U.S. President Donald Trump signing the executive order on immigration at the Pentagon on January 27.

A U.S. appeals court has refused to reinstate President Donald Trump's temporary ban on refugees and travelers from seven predominantly Muslim nations, dealing a major setback to the new administration.

In a unanimous decision, the panel of three judges from the San Francisco court left in place a lower-court ruling suspending the ban and allowing previously barred travelers to enter the United States.

An appeal to the U.S. Supreme Court is likely.

Trump quickly responded to the court's ruling on Twitter, saying, "See you in court, the security of our nation is at stake." Trump later dismissed the ruling as "political."

In response, Washington Governor Jay Inslee, the Democratic leader of one of the U.S. states that challenged the ban in court, said: "Mr.
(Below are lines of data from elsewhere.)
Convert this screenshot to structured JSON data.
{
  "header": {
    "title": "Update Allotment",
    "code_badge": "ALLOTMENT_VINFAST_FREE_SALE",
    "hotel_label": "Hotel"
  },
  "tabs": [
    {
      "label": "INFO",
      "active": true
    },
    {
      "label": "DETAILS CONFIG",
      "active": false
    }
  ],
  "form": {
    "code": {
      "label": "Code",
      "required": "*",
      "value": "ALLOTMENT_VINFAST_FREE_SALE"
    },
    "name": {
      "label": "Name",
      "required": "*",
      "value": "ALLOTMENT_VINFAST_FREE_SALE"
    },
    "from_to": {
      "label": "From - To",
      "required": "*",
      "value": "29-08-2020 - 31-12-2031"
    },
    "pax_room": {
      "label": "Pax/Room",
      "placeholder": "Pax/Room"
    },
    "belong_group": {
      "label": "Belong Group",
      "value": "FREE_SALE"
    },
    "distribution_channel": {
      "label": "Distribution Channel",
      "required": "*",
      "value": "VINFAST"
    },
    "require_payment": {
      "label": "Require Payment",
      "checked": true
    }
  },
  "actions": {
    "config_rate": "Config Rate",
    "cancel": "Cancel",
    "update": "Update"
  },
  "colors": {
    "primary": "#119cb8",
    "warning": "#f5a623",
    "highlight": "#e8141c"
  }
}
President, we just saw you in court, and we beat you."

The appeals court judges said the U.S. government presented no evidence to explain the urgent need for Trump's executive order to take effect immediately, and they rejected the administration's argument that the courts have no authority to review his immigration policies.

The judges noted that U.S. states that oppose the ban have raised "serious allegations" about religious discrimination and presented "significant constitutional questions," while the Trump administration did not present any evidence that public safety was at risk.

Specifically, the judges said the administration has not provided any evidence that anyone from the seven countries named in the executive order -- Iran, Iraq, Sudan, Somalia, Libya, Yemen, and Syria -- had committed a "terrorist attack" in the United States.

Moreover, the court said the states and other opponents of the order had presented evidence of "numerous statements" by the president "about his intent to implement a 'Muslim ban'," despite the White House's repeated denials that the order was targeted on those who practice Islam.

"On the one hand, the public has a powerful interest in national security and in the ability of an elected president to enact policies," the ruling said. "And on the other, the public also has an interest in free flow of travel, in avoiding separation of families, and in freedom from discrimination."

Two of the three appeals court judges were appointees of former Democratic Presidents Jimmy Carter and Barack Obama, and one was appointed by former Republican President George W. Bush.

The Trump administration has 14 days to appeal the ruling.